Were the government sincerely interested in whether D & X abortions are ever medically indicated, one would have expected it to seek from Northwestern Memorial Hospital statistics summarizing the hospital’s experience with late-term abortions. Suppose the patients who undergo D & X abortions are identical in all material respects (age, health, number of weeks pregnant, and so on) to those who undergo procedures not forbidden by the Partial-Birth Abortion Ban Act. That would be potent evidence that the D & X procedure does not have a compelling health rationale. No such evidence has been sought, in contrast to the Planned Parenthood case, supra, at Transcript 26 (Mar. 5, 2004). A variant of the suggested approach would be to obtain a random sample of late-term abortion records from various sources and then determine, through good statistical analysis, whether the patient characteristics that lead Dr. Hammond to perform a D & X lead other physicians to perform a conventional D & E instead, and whether there are differences in the health consequences for these two groups of women. If there are no differences, the government might have a good defense of the Act. Gathering records from Hammond’s patients alone will not be useful; but if the government has other records (say, from VA hospitals) already in its files, then records of Hammond’s procedures might enable a useful comparison. The government hasn’t suggested doing anything like that either. Its motives in seeking individuals’ medical records remain thoroughly obscure.

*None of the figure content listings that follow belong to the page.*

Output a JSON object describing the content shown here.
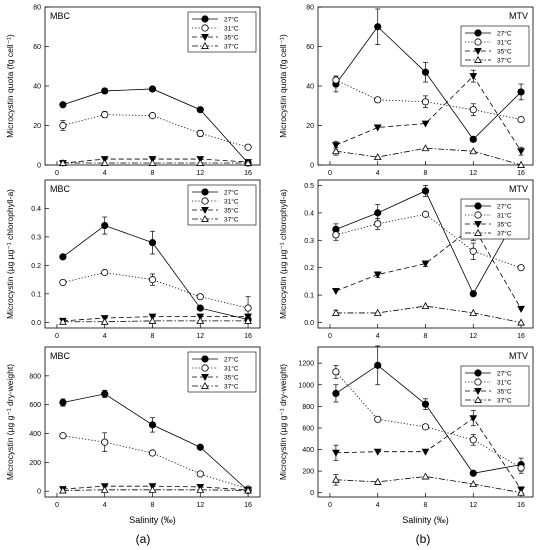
{
  "figure": {
    "panel_labels": [
      "(a)",
      "(b)"
    ],
    "xlabel": "Salinity (‰)"
  },
  "legend_marker_styles": {
    "27°C": {
      "marker": "filled-circle",
      "dash": "solid"
    },
    "31°C": {
      "marker": "open-circle",
      "dash": "dotted"
    },
    "35°C": {
      "marker": "filled-triangle-down",
      "dash": "dashed"
    },
    "37°C": {
      "marker": "open-triangle-up",
      "dash": "dashdot"
    }
  },
  "chart_data": [
    {
      "type": "line",
      "title": "MBC",
      "ylabel": "Microcystin quota (fg cell⁻¹)",
      "x": [
        0.5,
        4,
        8,
        12,
        16
      ],
      "xticks": [
        0,
        4,
        8,
        12,
        16
      ],
      "xlim": [
        -1,
        17
      ],
      "ylim": [
        0,
        80
      ],
      "yticks": [
        0,
        20,
        40,
        60,
        80
      ],
      "series": [
        {
          "name": "27°C",
          "values": [
            30.5,
            37.5,
            38.5,
            28,
            1
          ],
          "errors": [
            0,
            0,
            0,
            0,
            0
          ]
        },
        {
          "name": "31°C",
          "values": [
            20,
            25.5,
            25,
            16,
            9
          ],
          "errors": [
            2.5,
            1.5,
            0,
            1.5,
            0
          ]
        },
        {
          "name": "35°C",
          "values": [
            1,
            3,
            3,
            3,
            1.5
          ],
          "errors": [
            0,
            0,
            0,
            0,
            0
          ]
        },
        {
          "name": "37°C",
          "values": [
            1,
            1,
            1,
            1,
            1
          ],
          "errors": [
            0,
            0,
            0,
            0,
            0
          ]
        }
      ]
    },
    {
      "type": "line",
      "title": "MTV",
      "ylabel": "Microcystin quota (fg cell⁻¹)",
      "x": [
        0.5,
        4,
        8,
        12,
        16
      ],
      "xticks": [
        0,
        4,
        8,
        12,
        16
      ],
      "xlim": [
        -1,
        17
      ],
      "ylim": [
        0,
        80
      ],
      "yticks": [
        0,
        20,
        40,
        60,
        80
      ],
      "series": [
        {
          "name": "27°C",
          "values": [
            41,
            70,
            47,
            13,
            37
          ],
          "errors": [
            4,
            9,
            5,
            0,
            4
          ]
        },
        {
          "name": "31°C",
          "values": [
            43,
            33,
            32,
            28,
            23
          ],
          "errors": [
            2,
            0,
            3,
            3,
            0
          ]
        },
        {
          "name": "35°C",
          "values": [
            10,
            19,
            21,
            45,
            7
          ],
          "errors": [
            2,
            0,
            0,
            3,
            2
          ]
        },
        {
          "name": "37°C",
          "values": [
            7,
            4,
            8.5,
            7,
            0
          ],
          "errors": [
            2,
            0,
            0,
            0,
            0
          ]
        }
      ]
    },
    {
      "type": "line",
      "title": "MBC",
      "ylabel": "Microcystin (µg µg⁻¹ chlorophyll-a)",
      "x": [
        0.5,
        4,
        8,
        12,
        16
      ],
      "xticks": [
        0,
        4,
        8,
        12,
        16
      ],
      "xlim": [
        -1,
        17
      ],
      "ylim": [
        -0.02,
        0.5
      ],
      "yticks": [
        0.0,
        0.1,
        0.2,
        0.3,
        0.4
      ],
      "series": [
        {
          "name": "27°C",
          "values": [
            0.23,
            0.34,
            0.28,
            0.05,
            0.01
          ],
          "errors": [
            0,
            0.03,
            0.04,
            0,
            0
          ]
        },
        {
          "name": "31°C",
          "values": [
            0.14,
            0.175,
            0.15,
            0.09,
            0.05
          ],
          "errors": [
            0,
            0,
            0.02,
            0,
            0.04
          ]
        },
        {
          "name": "35°C",
          "values": [
            0.005,
            0.015,
            0.02,
            0.02,
            0.02
          ],
          "errors": [
            0,
            0,
            0,
            0,
            0
          ]
        },
        {
          "name": "37°C",
          "values": [
            0.002,
            0.002,
            0.005,
            0.005,
            0.005
          ],
          "errors": [
            0,
            0,
            0,
            0,
            0
          ]
        }
      ]
    },
    {
      "type": "line",
      "title": "MTV",
      "ylabel": "Microcystin (µg µg⁻¹ chlorophyll-a)",
      "x": [
        0.5,
        4,
        8,
        12,
        16
      ],
      "xticks": [
        0,
        4,
        8,
        12,
        16
      ],
      "xlim": [
        -1,
        17
      ],
      "ylim": [
        -0.02,
        0.52
      ],
      "yticks": [
        0.0,
        0.1,
        0.2,
        0.3,
        0.4,
        0.5
      ],
      "series": [
        {
          "name": "27°C",
          "values": [
            0.34,
            0.4,
            0.48,
            0.105,
            0.415
          ],
          "errors": [
            0.02,
            0.03,
            0.02,
            0,
            0.02
          ]
        },
        {
          "name": "31°C",
          "values": [
            0.32,
            0.36,
            0.395,
            0.26,
            0.2
          ],
          "errors": [
            0.02,
            0.02,
            0,
            0.03,
            0
          ]
        },
        {
          "name": "35°C",
          "values": [
            0.115,
            0.175,
            0.215,
            0.35,
            0.05
          ],
          "errors": [
            0,
            0.01,
            0.01,
            0.05,
            0
          ]
        },
        {
          "name": "37°C",
          "values": [
            0.035,
            0.035,
            0.06,
            0.035,
            0.0
          ],
          "errors": [
            0.01,
            0,
            0,
            0,
            0
          ]
        }
      ]
    },
    {
      "type": "line",
      "title": "MBC",
      "ylabel": "Microcystin (µg g⁻¹ dry-weight)",
      "x": [
        0.5,
        4,
        8,
        12,
        16
      ],
      "xticks": [
        0,
        4,
        8,
        12,
        16
      ],
      "xlim": [
        -1,
        17
      ],
      "ylim": [
        -40,
        1000
      ],
      "yticks": [
        0,
        200,
        400,
        600,
        800
      ],
      "series": [
        {
          "name": "27°C",
          "values": [
            615,
            675,
            460,
            305,
            5
          ],
          "errors": [
            25,
            25,
            50,
            0,
            0
          ]
        },
        {
          "name": "31°C",
          "values": [
            385,
            340,
            265,
            120,
            15
          ],
          "errors": [
            0,
            65,
            0,
            0,
            0
          ]
        },
        {
          "name": "35°C",
          "values": [
            15,
            35,
            35,
            30,
            10
          ],
          "errors": [
            0,
            0,
            0,
            0,
            0
          ]
        },
        {
          "name": "37°C",
          "values": [
            5,
            10,
            10,
            10,
            5
          ],
          "errors": [
            0,
            0,
            0,
            0,
            0
          ]
        }
      ]
    },
    {
      "type": "line",
      "title": "MTV",
      "ylabel": "Microcystin (µg g⁻¹ dry-weight)",
      "x": [
        0.5,
        4,
        8,
        12,
        16
      ],
      "xticks": [
        0,
        4,
        8,
        12,
        16
      ],
      "xlim": [
        -1,
        17
      ],
      "ylim": [
        -40,
        1350
      ],
      "yticks": [
        0,
        200,
        400,
        600,
        800,
        1000,
        1200
      ],
      "series": [
        {
          "name": "27°C",
          "values": [
            920,
            1180,
            820,
            180,
            260
          ],
          "errors": [
            80,
            180,
            50,
            0,
            60
          ]
        },
        {
          "name": "31°C",
          "values": [
            1120,
            680,
            610,
            490,
            230
          ],
          "errors": [
            60,
            0,
            0,
            50,
            50
          ]
        },
        {
          "name": "35°C",
          "values": [
            370,
            380,
            380,
            690,
            30
          ],
          "errors": [
            70,
            0,
            0,
            70,
            0
          ]
        },
        {
          "name": "37°C",
          "values": [
            120,
            100,
            150,
            80,
            0
          ],
          "errors": [
            50,
            0,
            0,
            0,
            0
          ]
        }
      ]
    }
  ]
}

The question whether the D & X procedure is ever medically indicated will be resolved as a matter of legislative fact not requiring the taking of trial-type testimony at all (see Hope Clinic v. Ryan, supra, 195 F.3d at 885 (dissenting opinion)), or will pivot on the clash of expert witnesses at the New York trial, or perhaps, as suggested in Stenberg, will be answered by some combination of these two approaches to determining facts. The medical records of expert witnesses are irrelevant to the first inquiry; and, so far as we can determine after having listened to the government’s arguments at length, those records will not figure significantly in the resolution of experts’ disagreements either.

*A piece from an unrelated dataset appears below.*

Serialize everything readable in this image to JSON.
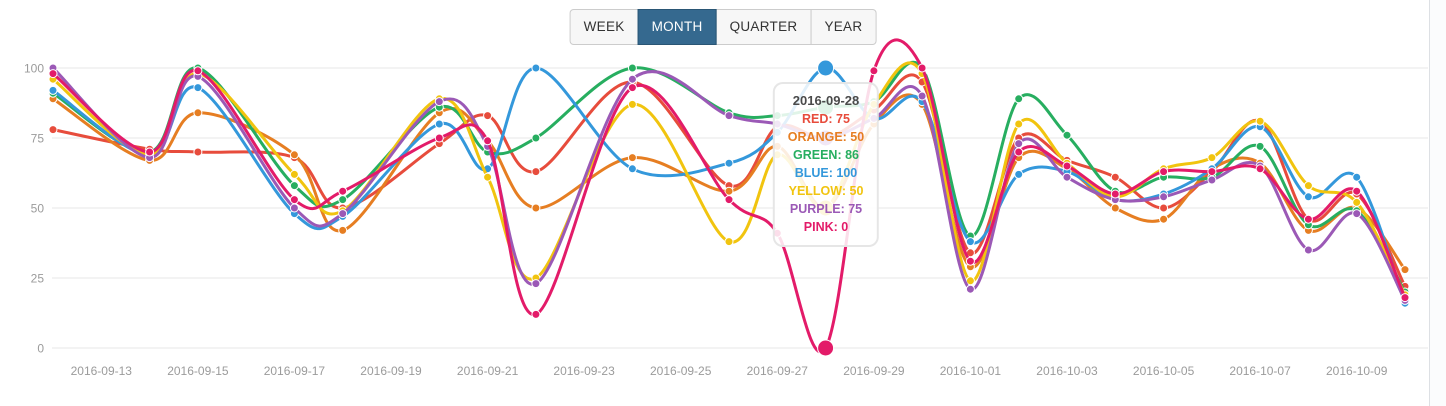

The fact that quashing the subpoena comports with Illinois’ medical-records privilege is a final factor in favor of the district order’s action. As we held in Memorial Hospital for McHenry County v. Shadur, 664 F.2d 1058, 1061 (7th Cir. 1981), comity “impels federal courts to recognize state privileges where this can be accomplished at no substantial cost to federal substantive and procedural policy.” See also United States v. One Parcel of Property Located at 31–33 York Street, 930 F.2d 139, 141 (2d Cir. 1991) (per curiam). Patients, physicians, and hospitals in Illinois rely on Illinois’ strong policy of privacy of medical records. They cannot rely completely, for they are not entitled to count on the state privilege’s being applied in federal court. But in a case such as this in which, so far as we can determine, applying the privilege would not interfere significantly with federal proceedings, comity has required us not to apply the Illinois privilege, but to consider with special care the arguments for quashing the subpoena on the basis of relative hardship under Fed. R. Civ. P. 45(c).
The full opinion contains the suggestion -- hinted at rather than explicitly stated -- that the government's true motivation in seeking these records from hospitals across the country is harrassment -- of physicians and patients alike. The Court of Appeals may not have created a new common-law privilege, but it did the next best thing.